Arts & Entertainment
Alt-Weekly Chicago Reader Acquired By Seattle-Based Media Company, Months After Being on Brink of Closure
(Courtesy of The Chicago Reader)
The Chicago Reader is being acquired by the Seattle-based new media company Noisy Creek, the local alternative weekly publication announced Tuesday.
Noisy Creek also owns the alt-weekly publications the Stranger, in Seattle, and the Portland Mercury. The company was founded by Brady Walkinshaw, the former CEO of the nonprofit climate news organization Grist and a former Democratic state legislator in Washington.
Walkinshaw declined to disclose the financial details of the acquisition, but said the deal is closing this week. Noisy Creek was approached by the Reader about two to three months ago, said Walkinshaw, who described the Reader as the “grande dame” of alternative weeklies in the U.S.
“The relationship of audiences to alt weeklies are fundamentally different than how audiences relate to their daily paper, to public radio, to other media outlets,” Walkinshaw said. “It’s a more personal connection, and it’s a connection that I think society wants more of right now, and that local communities are hungry for.”
The Reader announced it would be introducing Noisy Creek’s event discovery platform, EverOut, as well as the entertainment ticketing service Bold Type Tickets to Chicago as a way to help diversify revenue sources, with goals to launch those services early next year.

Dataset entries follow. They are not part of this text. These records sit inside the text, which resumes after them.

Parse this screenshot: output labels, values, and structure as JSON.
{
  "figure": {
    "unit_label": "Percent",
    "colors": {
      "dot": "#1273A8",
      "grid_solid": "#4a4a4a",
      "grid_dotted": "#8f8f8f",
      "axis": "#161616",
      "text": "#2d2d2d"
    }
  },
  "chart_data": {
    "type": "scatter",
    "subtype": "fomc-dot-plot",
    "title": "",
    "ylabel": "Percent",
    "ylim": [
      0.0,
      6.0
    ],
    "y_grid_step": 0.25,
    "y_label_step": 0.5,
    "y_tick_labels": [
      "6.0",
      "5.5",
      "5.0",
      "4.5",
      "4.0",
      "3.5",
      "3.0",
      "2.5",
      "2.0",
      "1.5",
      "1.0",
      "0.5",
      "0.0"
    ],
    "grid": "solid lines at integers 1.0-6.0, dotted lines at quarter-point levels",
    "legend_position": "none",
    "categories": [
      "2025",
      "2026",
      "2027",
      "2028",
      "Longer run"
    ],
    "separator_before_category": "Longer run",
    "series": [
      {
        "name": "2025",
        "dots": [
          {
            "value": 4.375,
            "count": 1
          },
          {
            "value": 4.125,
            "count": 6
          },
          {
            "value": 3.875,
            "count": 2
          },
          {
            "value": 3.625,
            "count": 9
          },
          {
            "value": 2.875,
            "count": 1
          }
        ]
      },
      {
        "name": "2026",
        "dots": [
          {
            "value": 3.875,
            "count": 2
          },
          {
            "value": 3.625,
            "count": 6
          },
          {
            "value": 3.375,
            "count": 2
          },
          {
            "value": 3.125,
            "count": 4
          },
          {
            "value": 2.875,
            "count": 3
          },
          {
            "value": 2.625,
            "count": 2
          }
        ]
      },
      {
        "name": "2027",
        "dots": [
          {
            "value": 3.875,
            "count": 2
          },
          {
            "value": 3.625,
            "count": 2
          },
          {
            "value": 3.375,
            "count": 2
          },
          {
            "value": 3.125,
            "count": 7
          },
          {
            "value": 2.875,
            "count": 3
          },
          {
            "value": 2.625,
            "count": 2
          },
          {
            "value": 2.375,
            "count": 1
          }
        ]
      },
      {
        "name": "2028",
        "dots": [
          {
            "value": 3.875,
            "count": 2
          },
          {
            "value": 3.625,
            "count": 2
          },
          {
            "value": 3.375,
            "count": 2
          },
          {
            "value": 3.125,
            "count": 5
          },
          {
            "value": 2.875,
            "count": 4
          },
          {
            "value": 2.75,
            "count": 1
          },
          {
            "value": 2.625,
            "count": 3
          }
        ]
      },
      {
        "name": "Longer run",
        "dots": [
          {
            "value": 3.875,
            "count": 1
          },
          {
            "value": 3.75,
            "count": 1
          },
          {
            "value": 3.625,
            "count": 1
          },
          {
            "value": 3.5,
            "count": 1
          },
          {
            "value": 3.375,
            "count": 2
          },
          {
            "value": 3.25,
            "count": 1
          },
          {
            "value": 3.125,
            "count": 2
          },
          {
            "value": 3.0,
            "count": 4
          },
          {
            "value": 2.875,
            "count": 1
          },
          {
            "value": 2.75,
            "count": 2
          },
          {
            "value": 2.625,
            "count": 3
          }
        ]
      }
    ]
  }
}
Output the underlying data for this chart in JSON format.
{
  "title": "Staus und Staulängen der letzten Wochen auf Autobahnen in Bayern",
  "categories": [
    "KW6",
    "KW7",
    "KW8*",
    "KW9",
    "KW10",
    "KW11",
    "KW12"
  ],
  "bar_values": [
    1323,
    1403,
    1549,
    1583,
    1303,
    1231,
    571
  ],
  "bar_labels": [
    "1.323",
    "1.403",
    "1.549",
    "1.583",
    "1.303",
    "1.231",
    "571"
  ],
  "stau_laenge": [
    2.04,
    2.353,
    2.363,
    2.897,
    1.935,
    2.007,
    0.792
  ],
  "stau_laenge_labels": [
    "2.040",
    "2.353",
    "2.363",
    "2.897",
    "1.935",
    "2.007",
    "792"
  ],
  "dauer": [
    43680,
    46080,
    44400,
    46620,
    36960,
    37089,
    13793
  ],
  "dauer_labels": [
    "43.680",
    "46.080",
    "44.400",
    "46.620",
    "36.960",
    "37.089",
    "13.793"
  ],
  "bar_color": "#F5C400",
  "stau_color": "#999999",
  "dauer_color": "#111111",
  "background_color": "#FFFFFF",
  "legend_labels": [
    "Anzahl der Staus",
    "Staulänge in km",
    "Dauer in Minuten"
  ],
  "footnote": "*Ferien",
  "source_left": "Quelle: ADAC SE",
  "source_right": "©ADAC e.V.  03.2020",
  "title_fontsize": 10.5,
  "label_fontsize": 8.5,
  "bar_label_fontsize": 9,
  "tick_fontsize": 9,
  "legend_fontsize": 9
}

Noisy Creek describes its business model as a blend of advertising, print subscriptions, ticketing live events and philanthropy to fund and sustain journalism, according to a news release. Walkinshaw said it follows a “hybrid” nonprofit model by getting support from its Fund for Alternative Journalism, alongside the for-profit Noisy Creek.
The Chicago Reader union will continue to be recognized, according to Walkinshaw.
The Reader currently has 17 unionized staff and its non-union staff stands at 12, according to a union representative. The publication had 491 freelancers who contributed over 1,500 articles last year, according to Chicago Reader Chief of Staff Ellen Kaulig.
The Chicago Reader Union said in a statement it is looking forward to working with Noisy Creek and is “hopeful” that Noisy Creek’s acquisition will “allow the Reader to thrive.” But the union said its future “remains uncertain,” with three voluntary buyouts in recent weeks.
“As of today, Noisy Creek intends to lay off additional members of our unit,” the statement reads. “At a time when news outlets in Chicago and around the country are downsizing, these departures would reduce the size of the Reader’s editorial department by more than 25 percent in all.”
In response, Walkinshaw said via email that the buyouts came before Noisy Creek’s arrival.
“We’re just kicking off discussions with the Union on the current staffing model,“ Walkinshaw said in an email. “Just like our other publications, we very much anticipate growth just as we’ve done in Seattle and Portland over the past year.”
The ownership change comes after the Reader announced layoffs earlier this year and was at the brink of closure due to what leaders described as “a combination of financial losses, operational challenges, and external pressures.” The publication’s former CEO and publisher Solomon Lieberman also stepped down at that time.
The Reader joining Noisy Creek will give the publication’s editorial team more resources to expand on their work, according to Kaulig.
“Over the past eight months, we’ve really had to go down to a minimum viable product because we’ve really been in sustainability mode — just survive,” Kaulig said. “What this allows us to do is to go into a thrive mode, so this actually will allow us to get back to deepening that impact.”
As part of the transition under new ownership, Noisy Creek is also launching a national search for an editor-in-chief to lead the Reader’s editorial team, according to a news release.
The Reader has been a cornerstone of Chicago’s cultural and political landscape since it was founded in 1971. The Reader distributes its work as free digital and weekly print publication, with a focus on arts coverage, feature reporting and long-form journalism. The Reader will continue to be offered for free, according to Walkinshaw.
When asked whether the Reader would continue its weekly print publication, Walkinshaw said, “We’ll very much continue in print. I think we’re figuring out the right cadence of publishing, but print publications are absolutely core to our strategy, and we’re very excited to be in print.”